The American film industry is criticizing the assault weapon ban in the state of New York; it sees the shooting of action films as being in danger. The pressure that the industry is gathering is symptomatic of the influence of lobby groups in U.S. politics. The battle for generous subsidies is being bitterly waged.
Friends of the absurd may take pleasure in this plot: Hollywood, notoriously arch-liberal, is suddenly criticizing the tightening of gun laws enacted in New York in January.
The reason for demanding amendments to the enforced prohibition of assault weapons and magazines with more than seven rounds is, however, less of an ideological about-face than a question of production practice. Many studios use modified weapons with high-capacity magazines in the filming of action films and series and now fear coming into conflict with the law when filming in New York.
A series of film industry representatives have now spoken up in The New York Times. They implore Democratic Governor Andrew Cuomo to establish legal exceptions. “You’d hate to lose a $100 million picture because there was a scene in it that required automatic weapons, and we were unable to accommodate them,” a local representative of the local union of stage employees told the newspaper.
The low-key threat shows why the U.S.’ relationship with the film and television industry is less an absurd comedy than a serious business matter: With revenue of $646 billion in the U.S. in 2011, the film industry is an important economic sector whose representatives know how to use their influence masterfully.
Lobby with Special Requests
Anyone with the film industry on his side can count on substantial financial support during elections — not only Barack Obama, who was able to collect millions of dollars for his re-election, knows that, but also New Yorker Cuomo, who railroaded through the gun control bill after the massacre at an elementary school in Newtown: He is said to have ambitions for the presidency in 2016, and his supporters are also located in Hollywood.
It goes without saying that this election help is a matter of returning a favor: Hardly any other lobby group represents its interests more strongly in Washington. In 2012, the entertainment industry, including the TV, movie and music industries, spent a total of $117 million on lobby work in the U.S. The Motion Pictures Association of America alone employs 29 lobbyists to provide for the realization of its goals, among which are, for example, a tightening of copyright laws in the digital age.

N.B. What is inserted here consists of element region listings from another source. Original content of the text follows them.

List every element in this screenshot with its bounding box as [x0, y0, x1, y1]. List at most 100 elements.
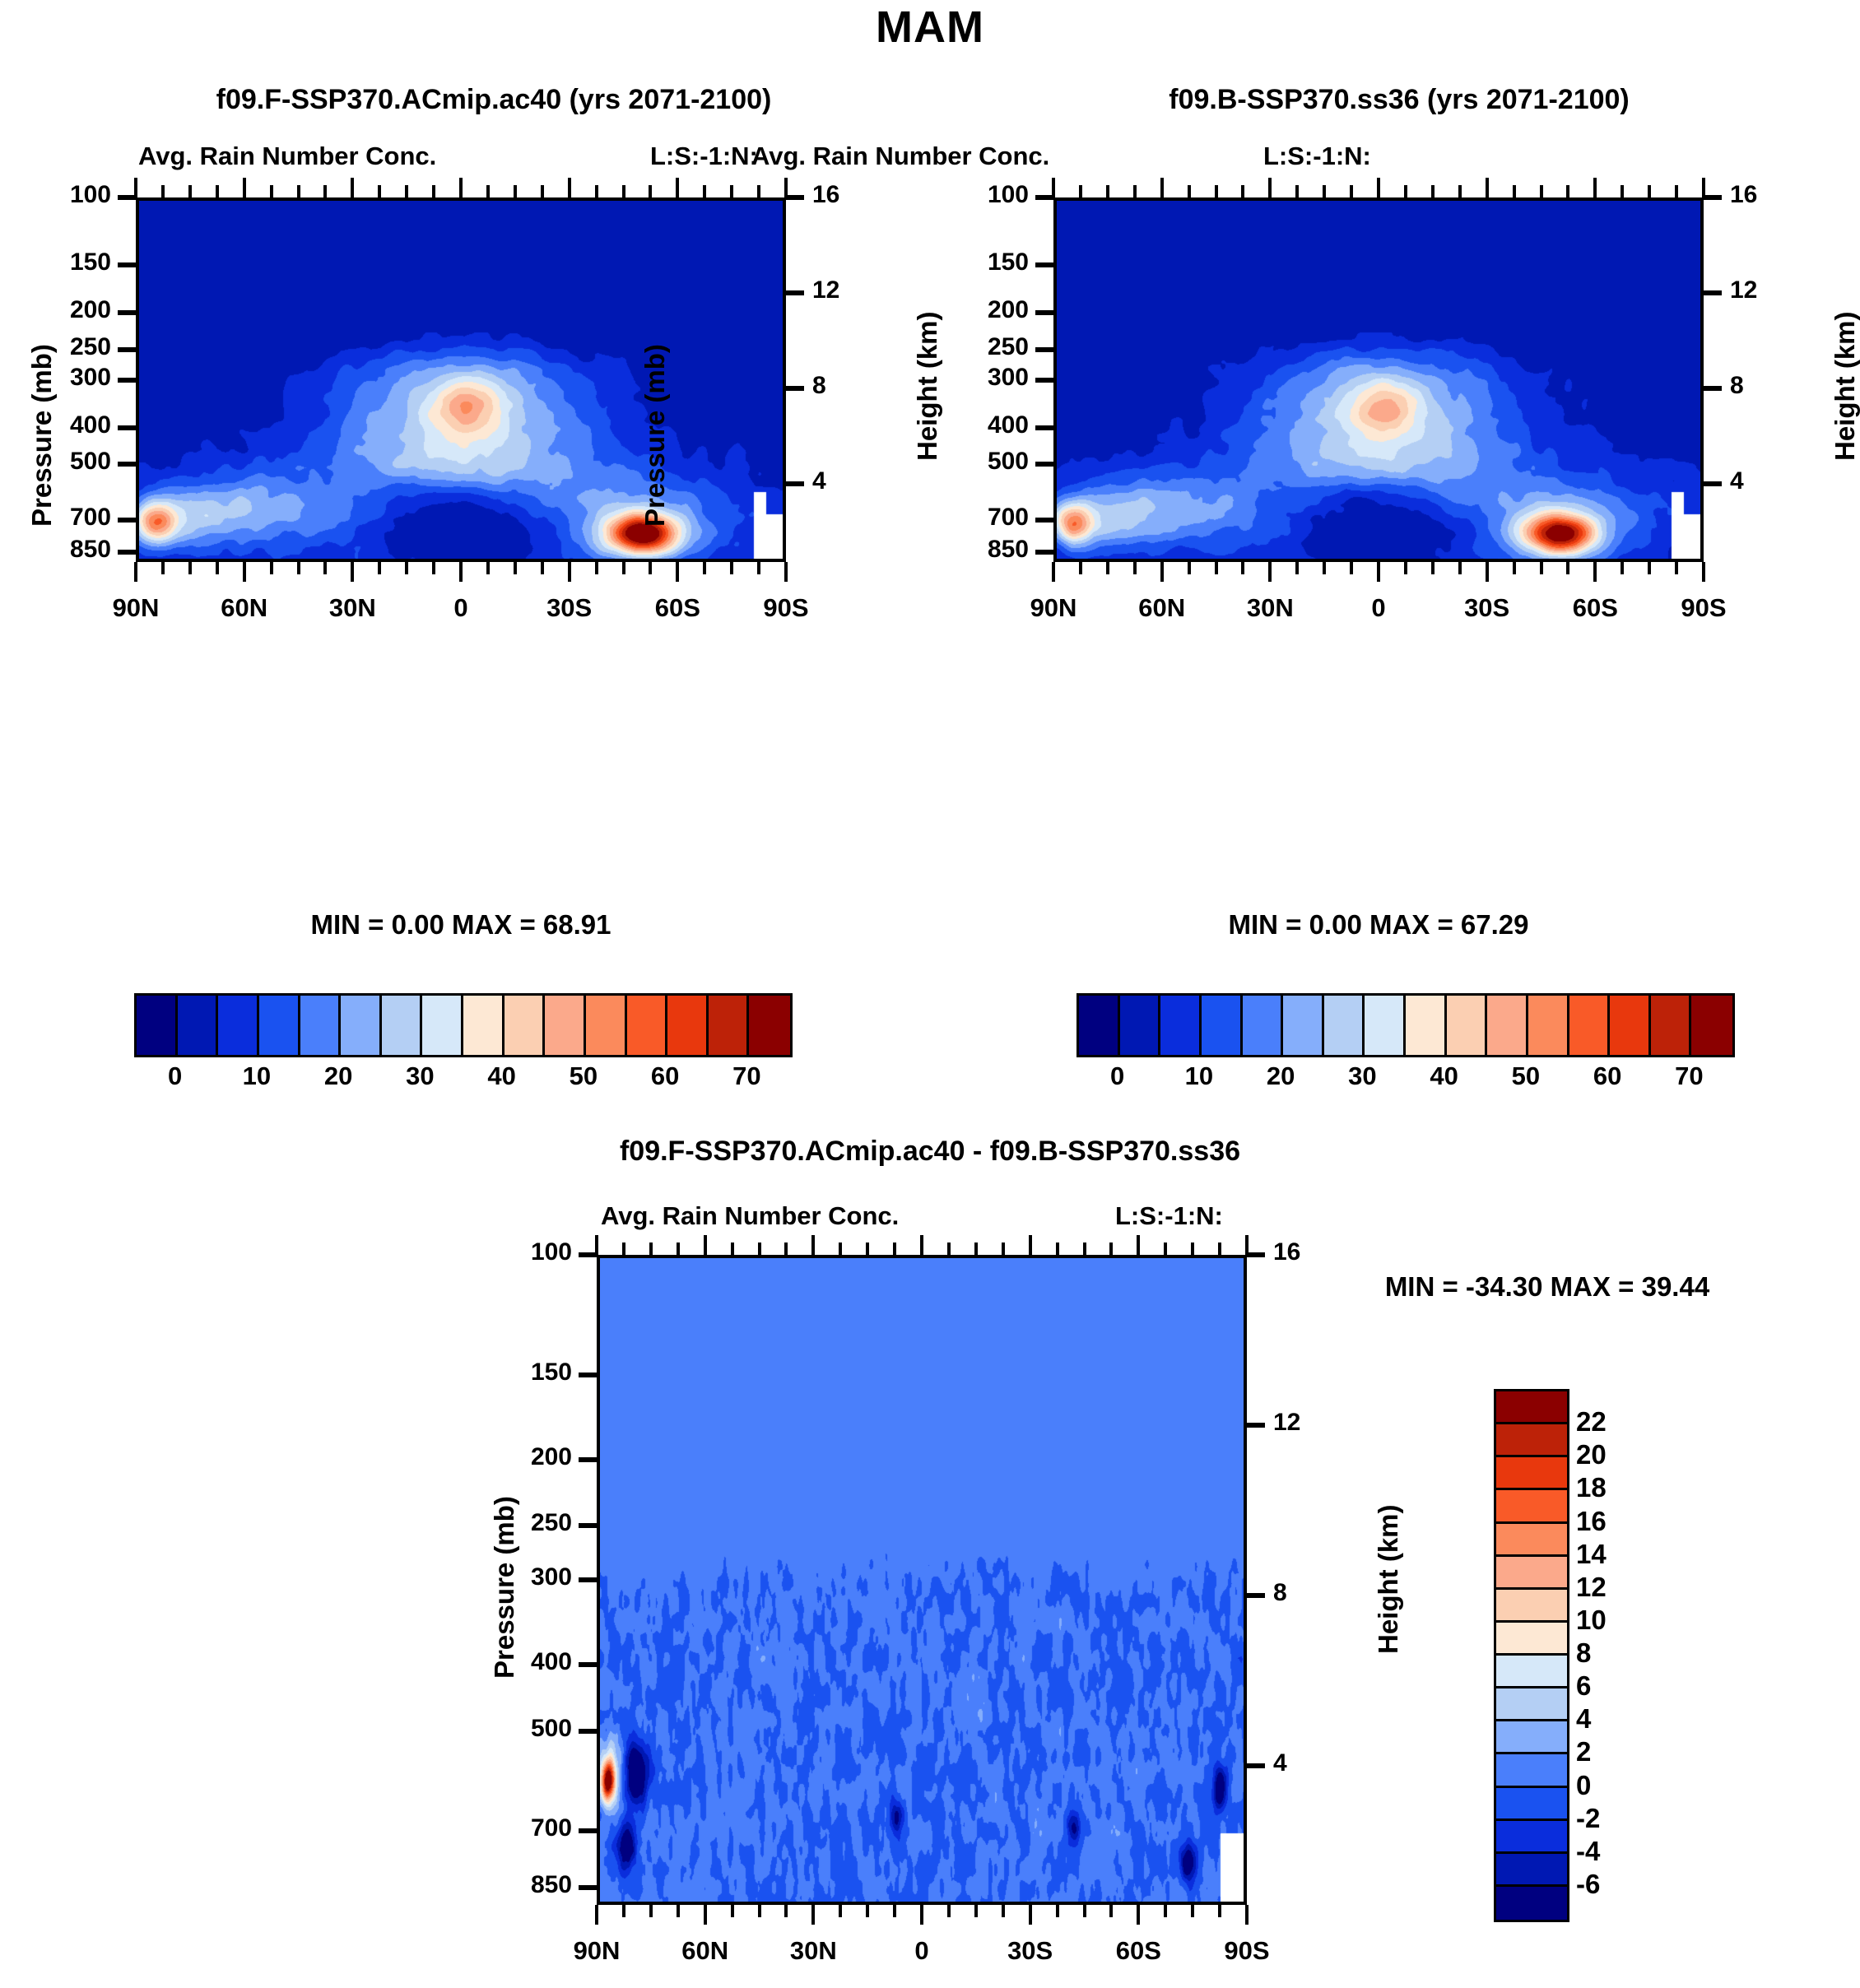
- pressure-tick-label: 500: [530, 1714, 572, 1742]
- panel-top-left-subtitle: Avg. Rain Number Conc.: [138, 142, 437, 170]
- panel-top-right-plot-area[interactable]: [1053, 197, 1704, 562]
- top-axis-tick: [1160, 178, 1164, 197]
- bottom-axis-tick: [621, 1905, 625, 1917]
- top-axis-tick: [1458, 185, 1462, 197]
- panel-top-right-ylabel-right: Height (km): [1830, 311, 1860, 462]
- colorbar-cell: [1496, 1457, 1567, 1491]
- pressure-tick: [1035, 550, 1053, 555]
- bottom-axis-tick: [269, 562, 273, 574]
- top-axis-tick: [405, 185, 409, 197]
- height-tick: [786, 290, 804, 296]
- pressure-tick: [1035, 346, 1053, 352]
- top-axis-tick: [215, 185, 219, 197]
- colorbar-cell: [504, 996, 546, 1055]
- bottom-axis-tick: [1593, 562, 1597, 582]
- bottom-axis-tick: [1218, 1905, 1222, 1917]
- panel-top-left-colorbar[interactable]: [134, 993, 793, 1057]
- pressure-tick: [1035, 425, 1053, 430]
- top-axis-tick: [1295, 185, 1300, 197]
- pressure-tick: [118, 262, 136, 267]
- top-axis-tick: [1566, 185, 1570, 197]
- top-axis-tick: [1675, 185, 1679, 197]
- top-axis-tick: [974, 1242, 978, 1255]
- latitude-tick-label: 30N: [328, 593, 376, 622]
- pressure-tick-label: 400: [987, 411, 1029, 439]
- panel-bottom-diff-ylabel-right: Height (km): [1373, 1504, 1403, 1655]
- top-axis-tick: [893, 1242, 897, 1255]
- bottom-axis-tick: [1350, 562, 1354, 574]
- top-axis-tick: [595, 1235, 598, 1255]
- panel-top-left-title: f09.F-SSP370.ACmip.ac40 (yrs 2071-2100): [216, 84, 772, 115]
- colorbar-cell: [1691, 996, 1732, 1055]
- top-axis-tick: [160, 185, 165, 197]
- height-tick: [1704, 195, 1722, 200]
- height-tick: [1247, 1422, 1265, 1428]
- pressure-tick: [579, 1577, 597, 1582]
- panel-top-right-levelinfo: L:S:-1:N:: [1263, 142, 1371, 170]
- colorbar-tick-label: 50: [1511, 1061, 1541, 1090]
- colorbar-tick-label: 6: [1576, 1670, 1592, 1702]
- top-axis-tick: [1241, 185, 1245, 197]
- colorbar-cell: [300, 996, 342, 1055]
- pressure-tick-label: 250: [69, 332, 111, 360]
- panel-bottom-diff-colorbar[interactable]: [1494, 1389, 1569, 1922]
- panel-top-right-colorbar[interactable]: [1076, 993, 1735, 1057]
- pressure-tick-label: 200: [987, 295, 1029, 323]
- pressure-tick-label: 100: [530, 1238, 572, 1266]
- pressure-tick-label: 100: [987, 181, 1029, 208]
- colorbar-tick-label: 8: [1576, 1637, 1592, 1668]
- top-axis-tick: [1648, 185, 1652, 197]
- bottom-axis-tick: [1245, 1905, 1249, 1925]
- bottom-axis-tick: [1702, 562, 1705, 582]
- bottom-axis-tick: [160, 562, 165, 574]
- panel-top-left-plot-area[interactable]: [136, 197, 786, 562]
- pressure-tick-label: 250: [987, 332, 1029, 360]
- colorbar-tick-label: 20: [1266, 1061, 1295, 1090]
- colorbar-cell: [1119, 996, 1161, 1055]
- pressure-tick-label: 150: [530, 1358, 572, 1386]
- latitude-tick-label: 30S: [1464, 593, 1510, 622]
- latitude-tick-label: 0: [914, 1936, 929, 1965]
- pressure-tick-label: 200: [530, 1443, 572, 1471]
- pressure-tick: [579, 1885, 597, 1891]
- pressure-tick-label: 500: [987, 448, 1029, 476]
- bottom-axis-tick: [1241, 562, 1245, 574]
- bottom-axis-tick: [1214, 562, 1218, 574]
- top-axis-tick: [188, 185, 192, 197]
- colorbar-cell: [1079, 996, 1120, 1055]
- colorbar-cell: [1496, 1820, 1567, 1854]
- colorbar-cell: [585, 996, 627, 1055]
- colorbar-tick-label: 20: [1576, 1439, 1607, 1470]
- colorbar-tick-label: 40: [1430, 1061, 1458, 1090]
- pressure-tick-label: 850: [987, 536, 1029, 564]
- bottom-axis-tick: [567, 562, 571, 582]
- panel-top-right-title: f09.B-SSP370.ss36 (yrs 2071-2100): [1169, 84, 1630, 115]
- top-axis-tick: [866, 1242, 870, 1255]
- top-axis-tick: [730, 1242, 734, 1255]
- top-axis-tick: [1187, 185, 1191, 197]
- top-axis-tick: [1105, 185, 1109, 197]
- panel-bottom-diff-plot-area[interactable]: [597, 1255, 1247, 1905]
- top-axis-tick: [1052, 178, 1055, 197]
- top-axis-tick: [540, 185, 544, 197]
- colorbar-tick-label: 40: [487, 1061, 516, 1090]
- top-axis-tick: [1082, 1242, 1086, 1255]
- top-axis-tick: [1702, 178, 1705, 197]
- height-tick-label: 16: [812, 181, 840, 208]
- colorbar-cell: [422, 996, 463, 1055]
- top-axis-tick: [649, 1242, 653, 1255]
- bottom-axis-tick: [730, 1905, 734, 1917]
- colorbar-cell: [667, 996, 709, 1055]
- height-tick-label: 12: [812, 276, 840, 304]
- latitude-tick-label: 0: [453, 593, 468, 622]
- colorbar-cell: [749, 996, 790, 1055]
- colorbar-cell: [1406, 996, 1447, 1055]
- bottom-axis-tick: [676, 1905, 680, 1917]
- top-axis-tick: [1191, 1242, 1195, 1255]
- colorbar-cell: [1283, 996, 1324, 1055]
- colorbar-tick-label: 60: [650, 1061, 680, 1090]
- bottom-axis-tick: [920, 1905, 923, 1925]
- bottom-axis-tick: [1377, 562, 1380, 582]
- pressure-tick: [579, 1523, 597, 1529]
- top-axis-tick: [513, 185, 517, 197]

The most prominent lobbyist is Chris Dodd, head of the Motion Pictures Association of America since 2011. The Democrat and former presidential candidate was a former U.S. senator for 30 years and is considered an intimate expert on the Washington power machine. He makes no secret about his own opportunities to influence: When Congress put the controversial anti-piracy laws SOPA and PIPA on ice in the beginning of 2012 after vehement public protest, he warned the representatives in a TV interview, “Don't ask me to write a check for you when you think your job is at risk and then don't pay any attention to me when my job is at stake.”
The money is, however, not only flowing in one direction. The industry receives generous financial support from the government in the meantime. The New York Times calculated that in the past year, the film industry received about $1.5 billion in subsidies.
The write-off opportunities for the production of films in the U.S. show how attentively the representatives in Washington listen to the whisperers: In 2004 a law was enacted making it possible for investors in small productions with a volume of less than $15 million to use their costs as a tax write-off. In 2008 Congress expanded the regulation to large productions, for which producers can now write off a total of up to $15 million — in the case of TV series, even per episode. In 2011 the law expired; in the framework of the agreement in the budget battle at the beginning of January there was suddenly an extension to the end of 2013.
The argument for such laws always is: If the domestic film industry does not find good conditions, it will need to migrate abroad. That is only part of the strategy; in the meantime, a bizarre subsidy competition for productions does prevail between U.S. states. Presently, 42 states offer tax relief programs to lure the movie and television industries — since 2005, the treasury has lost $3.5 billion.
Questionable Economic Benefit
Calculations, however, show that the profitability of the subsidies is debatable: In Michigan, for example, subsidies of $125 million in 2010 to 2011 stood in opposition to tax income from the movie industry of only $13.5 million. A significant increase of jobs in the industry could also not be registered there.
Yet hardly any politician dares to cross the film industry. At the beginning of April, the Republican governor of New Mexico, Susana Martinez, signed the so-called “Breaking Bad Bill” after a long hesitation: Anyone who shoots a movie or series — like the prize-winning drama “Breaking Bad” — can have up to 30 percent of his investment financed by the government.
The series about a drug-producing chemistry teacher has provided rising tourist interest in the city of Albuquerque.